Pfister Gerhard · Nationalrat · 2012-06-13
Pfister Gerhard · Nationalrat · Zug · Fraktion CVP-EVP · 2012-06-13
Wortprotokoll
Ich komme hier in die interessante Lage, dass ich eine Idee der SP-Bundesrätin Sommaruga gegen die SP-Fraktion verteidigen darf. Was die Mehrheit hier gestrichen hat - eine Mehrheit kombiniert aus links und rechts -, ist eigentlich ein Teil des Konzeptes des Bundesrates, und ich bitte entweder die eine oder die andere Ratshälfte, sich vielleicht noch zu überlegen, ob sie sich jetzt im Plenum nicht noch bewegen will. Ich denke, die Bewegungsfähigkeit ist in dieser Frage eher auf der linken Seite zu suchen. Deshalb versuche ich es, indem ich, ohne dass ich das Kommissionsgeheimnis da allzu sehr verletzen will, mit der Argumentation komme, die Ihre Bundesrätin Sommaruga in der Kommission angeführt hat.
Es geht bei diesem neuen Artikel 26a nicht um einen medizinischen Check, sondern ausschliesslich darum, medizinische Probleme festzustellen, die für den Vollzug des Asylverfahrens relevant sind. Die Feststellung des medizinischen Sachverhaltes sollte möglichst frühzeitig erfolgen. Heute ist es nämlich sehr oft so, dass medizinische Probleme zu einem sehr späten Zeitpunkt, manchmal sogar erst nach Abschluss des Verfahrens vorgebracht werden. Nach geltendem Recht reicht es heute, wenn man glaubhaft machen kann, dass ein gesundheitliches Problem vorliegt. In diesem Fall müssen die Abklärungen wiederaufgenommen werden, was notgedrungen zu Verzögerungen des Verfahrens führt. Hier möchte ich Sie doch wieder daran erinnern, was Sie heute Morgen alle unisono gesagt haben: Verzögerungen des Verfahrens müssen abgebaut oder beseitigt werden.

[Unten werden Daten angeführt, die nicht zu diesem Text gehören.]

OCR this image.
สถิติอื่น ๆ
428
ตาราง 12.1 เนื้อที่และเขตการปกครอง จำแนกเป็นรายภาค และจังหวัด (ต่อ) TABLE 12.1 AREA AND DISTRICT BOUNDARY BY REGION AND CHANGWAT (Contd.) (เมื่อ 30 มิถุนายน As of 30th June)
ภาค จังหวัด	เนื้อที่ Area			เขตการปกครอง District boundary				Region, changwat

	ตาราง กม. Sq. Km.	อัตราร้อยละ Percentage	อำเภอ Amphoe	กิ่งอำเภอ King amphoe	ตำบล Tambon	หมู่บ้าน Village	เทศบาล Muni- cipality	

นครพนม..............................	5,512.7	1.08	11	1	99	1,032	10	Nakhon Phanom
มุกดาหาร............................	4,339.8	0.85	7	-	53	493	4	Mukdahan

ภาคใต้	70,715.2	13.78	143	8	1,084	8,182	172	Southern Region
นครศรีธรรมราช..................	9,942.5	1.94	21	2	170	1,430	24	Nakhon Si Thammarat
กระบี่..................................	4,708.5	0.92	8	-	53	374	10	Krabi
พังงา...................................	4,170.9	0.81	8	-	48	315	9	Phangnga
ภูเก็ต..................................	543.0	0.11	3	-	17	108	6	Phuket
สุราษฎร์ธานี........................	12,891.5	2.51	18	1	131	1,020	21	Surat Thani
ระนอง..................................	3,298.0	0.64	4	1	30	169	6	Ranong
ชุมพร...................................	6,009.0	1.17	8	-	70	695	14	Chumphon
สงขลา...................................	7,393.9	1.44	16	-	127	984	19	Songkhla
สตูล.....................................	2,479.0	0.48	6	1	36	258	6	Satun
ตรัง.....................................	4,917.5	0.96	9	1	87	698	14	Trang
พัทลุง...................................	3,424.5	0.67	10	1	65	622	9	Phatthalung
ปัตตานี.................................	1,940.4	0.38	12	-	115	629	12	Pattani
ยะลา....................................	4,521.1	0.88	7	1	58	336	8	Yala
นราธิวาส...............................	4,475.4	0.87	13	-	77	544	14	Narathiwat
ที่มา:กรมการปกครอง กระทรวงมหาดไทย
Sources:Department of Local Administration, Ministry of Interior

Diese unbefriedigende Situation möchte der Bundesrat jetzt ändern, indem zum einen, wie gesagt, der medizinische Sachverhalt am Anfang des Verfahrens festgestellt wird und zum andern für zu einem späteren Zeitpunkt geltend gemachte gesundheitliche Beeinträchtigungen ein Nachweis verlangt wird. Diese Änderung ist sinnvoll. Die frühzeitige medizinische Abklärung erlaubt es sicherzustellen, dass schon anlässlich der ersten Befragung ausschliesslich die Personen anwesend sind, die auch kompetent sind. Sie erlaubt es aber auch, die Praxis in Bezug auf später geltend gemachte gesundheitliche Beeinträchtigungen mit der Einführung der Nachweispflicht zu verschärfen. Es sollte von daher nachvollziehbar sein, dass es aber immer noch legitime Gründe gibt, medizinische Probleme zu einem späteren Zeitpunkt vorzubringen. Hier ist insbesondere an traumatisierte Personen zu denken. Es gehört zum Wesen eines Traumas, dass eine davon betroffene Person nicht einfach so ohne Weiteres darüber sprechen kann, was ihr zugestossen ist, und dass das unter Umständen erst zu einem späteren Zeitpunkt erkennbar ist oder vorgebracht wird. Aus diesem guten Grund muss es möglich sein, gesundheitliche Probleme auch zu einem späteren Zeitpunkt noch geltend zu machen.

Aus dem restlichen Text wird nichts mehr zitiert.